What I’ve learned over time, and have realized even more keenly this summer, is that success comes when we work smart more than work hard. What does that mean? When we take care of our precious physical bodies, getting enough rest and nourishment, and when we create time to move (on walks, in a yoga class, swimming, etc.), we work with more focus. When we slow down, think, and stop reacting, we can create the paths forward that are best for us. We actually get more done with less exertion. And, yes, when we also reach out for help so that we focus on the work that only we can do (letting others create systems for us, letting others take on tasks that can be delegated), we work less hard and work smarter. And best of all, we reap the benefit of having energy left to enjoy life apart from our work.

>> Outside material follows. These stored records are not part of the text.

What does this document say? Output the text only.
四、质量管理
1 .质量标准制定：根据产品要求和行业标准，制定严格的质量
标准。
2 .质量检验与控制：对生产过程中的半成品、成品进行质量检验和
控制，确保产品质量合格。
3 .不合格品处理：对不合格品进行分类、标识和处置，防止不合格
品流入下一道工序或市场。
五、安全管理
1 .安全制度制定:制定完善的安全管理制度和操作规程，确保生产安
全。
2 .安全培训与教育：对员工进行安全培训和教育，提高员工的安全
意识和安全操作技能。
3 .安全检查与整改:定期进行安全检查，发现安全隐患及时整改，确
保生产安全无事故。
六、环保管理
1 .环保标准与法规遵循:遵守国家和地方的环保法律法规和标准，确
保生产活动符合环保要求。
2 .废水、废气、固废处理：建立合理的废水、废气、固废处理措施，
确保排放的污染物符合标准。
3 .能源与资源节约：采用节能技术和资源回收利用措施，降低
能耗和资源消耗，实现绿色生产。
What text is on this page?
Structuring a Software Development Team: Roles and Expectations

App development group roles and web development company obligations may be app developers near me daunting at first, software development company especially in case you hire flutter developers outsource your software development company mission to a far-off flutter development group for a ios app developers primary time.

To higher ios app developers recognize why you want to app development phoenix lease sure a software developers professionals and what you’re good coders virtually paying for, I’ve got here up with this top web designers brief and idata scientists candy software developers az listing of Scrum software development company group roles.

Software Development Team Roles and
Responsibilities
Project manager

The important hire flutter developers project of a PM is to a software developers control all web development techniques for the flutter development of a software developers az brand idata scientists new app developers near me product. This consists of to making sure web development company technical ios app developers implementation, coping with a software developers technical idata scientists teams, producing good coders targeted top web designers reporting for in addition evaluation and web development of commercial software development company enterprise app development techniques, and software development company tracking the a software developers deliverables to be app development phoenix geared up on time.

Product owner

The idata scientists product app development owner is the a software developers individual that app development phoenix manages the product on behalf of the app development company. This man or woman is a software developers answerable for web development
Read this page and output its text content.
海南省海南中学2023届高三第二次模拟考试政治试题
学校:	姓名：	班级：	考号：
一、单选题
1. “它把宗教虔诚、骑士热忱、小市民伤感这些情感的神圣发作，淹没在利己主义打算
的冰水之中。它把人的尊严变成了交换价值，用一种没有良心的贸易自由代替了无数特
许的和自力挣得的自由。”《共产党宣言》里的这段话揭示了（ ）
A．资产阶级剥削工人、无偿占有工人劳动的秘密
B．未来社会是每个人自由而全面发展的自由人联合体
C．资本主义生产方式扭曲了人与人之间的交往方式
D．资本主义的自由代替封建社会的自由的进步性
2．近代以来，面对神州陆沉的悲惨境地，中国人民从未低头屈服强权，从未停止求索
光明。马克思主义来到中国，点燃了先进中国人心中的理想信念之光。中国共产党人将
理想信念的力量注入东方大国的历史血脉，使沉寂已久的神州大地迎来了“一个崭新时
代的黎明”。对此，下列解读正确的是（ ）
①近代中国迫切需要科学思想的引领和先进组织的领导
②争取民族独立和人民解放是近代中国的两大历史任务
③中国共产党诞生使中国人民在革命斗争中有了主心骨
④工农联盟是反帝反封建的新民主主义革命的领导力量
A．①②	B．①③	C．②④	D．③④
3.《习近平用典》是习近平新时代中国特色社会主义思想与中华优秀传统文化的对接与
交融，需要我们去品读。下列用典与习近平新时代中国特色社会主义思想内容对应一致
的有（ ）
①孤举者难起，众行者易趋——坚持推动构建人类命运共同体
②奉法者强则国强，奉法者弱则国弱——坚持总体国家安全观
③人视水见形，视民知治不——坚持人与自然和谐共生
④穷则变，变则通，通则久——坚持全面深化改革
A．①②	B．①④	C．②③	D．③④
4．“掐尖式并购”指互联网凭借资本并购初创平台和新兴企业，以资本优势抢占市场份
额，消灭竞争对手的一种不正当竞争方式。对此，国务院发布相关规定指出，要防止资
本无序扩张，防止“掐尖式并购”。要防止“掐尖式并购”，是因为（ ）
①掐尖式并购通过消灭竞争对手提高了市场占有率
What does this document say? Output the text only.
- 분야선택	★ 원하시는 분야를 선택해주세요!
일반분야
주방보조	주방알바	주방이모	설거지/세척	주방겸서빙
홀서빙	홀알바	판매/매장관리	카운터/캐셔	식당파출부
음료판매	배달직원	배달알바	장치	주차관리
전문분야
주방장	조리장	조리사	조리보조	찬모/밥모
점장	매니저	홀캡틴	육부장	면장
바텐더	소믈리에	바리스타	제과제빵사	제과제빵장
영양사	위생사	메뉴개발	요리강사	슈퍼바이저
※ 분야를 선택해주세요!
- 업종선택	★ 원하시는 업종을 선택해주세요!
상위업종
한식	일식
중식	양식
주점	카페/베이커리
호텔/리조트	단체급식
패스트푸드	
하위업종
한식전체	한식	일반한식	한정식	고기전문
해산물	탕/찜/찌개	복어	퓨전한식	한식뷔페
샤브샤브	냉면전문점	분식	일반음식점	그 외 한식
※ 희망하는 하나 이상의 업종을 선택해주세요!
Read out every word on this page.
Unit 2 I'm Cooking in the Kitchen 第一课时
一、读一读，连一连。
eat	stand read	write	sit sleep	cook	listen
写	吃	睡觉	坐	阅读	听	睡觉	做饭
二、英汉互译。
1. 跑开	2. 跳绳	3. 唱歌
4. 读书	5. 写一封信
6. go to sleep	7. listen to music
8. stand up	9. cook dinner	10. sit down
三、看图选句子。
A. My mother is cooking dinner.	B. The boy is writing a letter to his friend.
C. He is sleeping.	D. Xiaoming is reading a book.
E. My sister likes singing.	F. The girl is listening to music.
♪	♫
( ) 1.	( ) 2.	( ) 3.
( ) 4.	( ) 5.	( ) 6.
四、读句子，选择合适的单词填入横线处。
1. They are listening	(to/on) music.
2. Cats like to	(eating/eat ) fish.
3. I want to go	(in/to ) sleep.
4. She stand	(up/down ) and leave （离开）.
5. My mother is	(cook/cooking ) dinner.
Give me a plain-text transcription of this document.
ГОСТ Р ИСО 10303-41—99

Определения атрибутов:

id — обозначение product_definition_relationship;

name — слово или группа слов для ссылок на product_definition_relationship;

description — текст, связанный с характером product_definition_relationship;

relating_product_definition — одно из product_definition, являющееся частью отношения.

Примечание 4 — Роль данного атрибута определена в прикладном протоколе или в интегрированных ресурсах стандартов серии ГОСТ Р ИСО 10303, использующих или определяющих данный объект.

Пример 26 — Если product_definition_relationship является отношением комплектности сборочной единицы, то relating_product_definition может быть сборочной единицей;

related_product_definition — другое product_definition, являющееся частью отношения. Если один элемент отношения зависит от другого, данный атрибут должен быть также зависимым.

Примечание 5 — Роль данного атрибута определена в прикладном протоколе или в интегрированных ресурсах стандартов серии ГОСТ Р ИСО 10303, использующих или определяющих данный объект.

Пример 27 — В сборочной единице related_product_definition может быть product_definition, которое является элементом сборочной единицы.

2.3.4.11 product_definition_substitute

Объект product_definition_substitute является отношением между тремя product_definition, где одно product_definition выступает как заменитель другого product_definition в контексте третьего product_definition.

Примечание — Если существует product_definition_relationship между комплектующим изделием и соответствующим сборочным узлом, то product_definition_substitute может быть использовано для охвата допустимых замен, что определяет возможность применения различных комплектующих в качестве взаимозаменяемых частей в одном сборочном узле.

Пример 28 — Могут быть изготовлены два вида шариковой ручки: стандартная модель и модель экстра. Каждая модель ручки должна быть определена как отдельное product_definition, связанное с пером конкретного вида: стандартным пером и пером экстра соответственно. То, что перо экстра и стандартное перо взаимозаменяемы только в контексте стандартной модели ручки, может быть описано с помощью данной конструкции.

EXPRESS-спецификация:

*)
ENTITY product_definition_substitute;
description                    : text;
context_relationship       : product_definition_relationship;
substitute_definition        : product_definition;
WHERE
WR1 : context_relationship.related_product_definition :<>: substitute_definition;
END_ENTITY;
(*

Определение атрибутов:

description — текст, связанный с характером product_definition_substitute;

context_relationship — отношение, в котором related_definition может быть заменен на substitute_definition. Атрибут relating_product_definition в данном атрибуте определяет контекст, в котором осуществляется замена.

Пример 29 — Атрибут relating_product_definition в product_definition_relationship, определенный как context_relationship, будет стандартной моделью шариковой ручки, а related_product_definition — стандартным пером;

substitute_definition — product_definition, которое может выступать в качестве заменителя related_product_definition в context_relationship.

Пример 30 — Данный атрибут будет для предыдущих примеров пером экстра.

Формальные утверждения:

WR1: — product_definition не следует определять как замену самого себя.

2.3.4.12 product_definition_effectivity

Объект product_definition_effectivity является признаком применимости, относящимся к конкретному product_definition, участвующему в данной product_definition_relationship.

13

The answers are in each of us.

This lesson has become clearer and clearer over time. Instead of doubting myself, or looking to “experts” for answers, I’ve learned that I hold the answers to my most important questions. This lesson took a long time to learn, and to trust.

It used to feel overwhelming to sort through the whirlwind of thoughts in my head. I was sure that others had figured it all out, if only I could find the right book or the perfect on-line guru. This is not to say that there isn’t a lot to learn from great books and teachers. But I have learned that MY answers to MY deep questions are in me — they always were there, and they always are there. I now know that my creativity is boundless and my internal compass is sure, and I know they guide me wisely. What I needed were good tools to connect me to my intuition and to finding my answers. I needed good people to teach me about the tools and how to use them. (My coach provided both great tools and supportive teaching.) And, I needed to practice using them, to integrate them into the fabric of my life.


Do these issues resonate for you?
Do other issues come to mind that connect to stories that limit you?
What have you learned that has been significant to your personal growth?

I’d be glad to hear about the matters that continue to be challenges for you — because we are always on a path of reaching new heights in life, and mastering our challenges is the way that happens.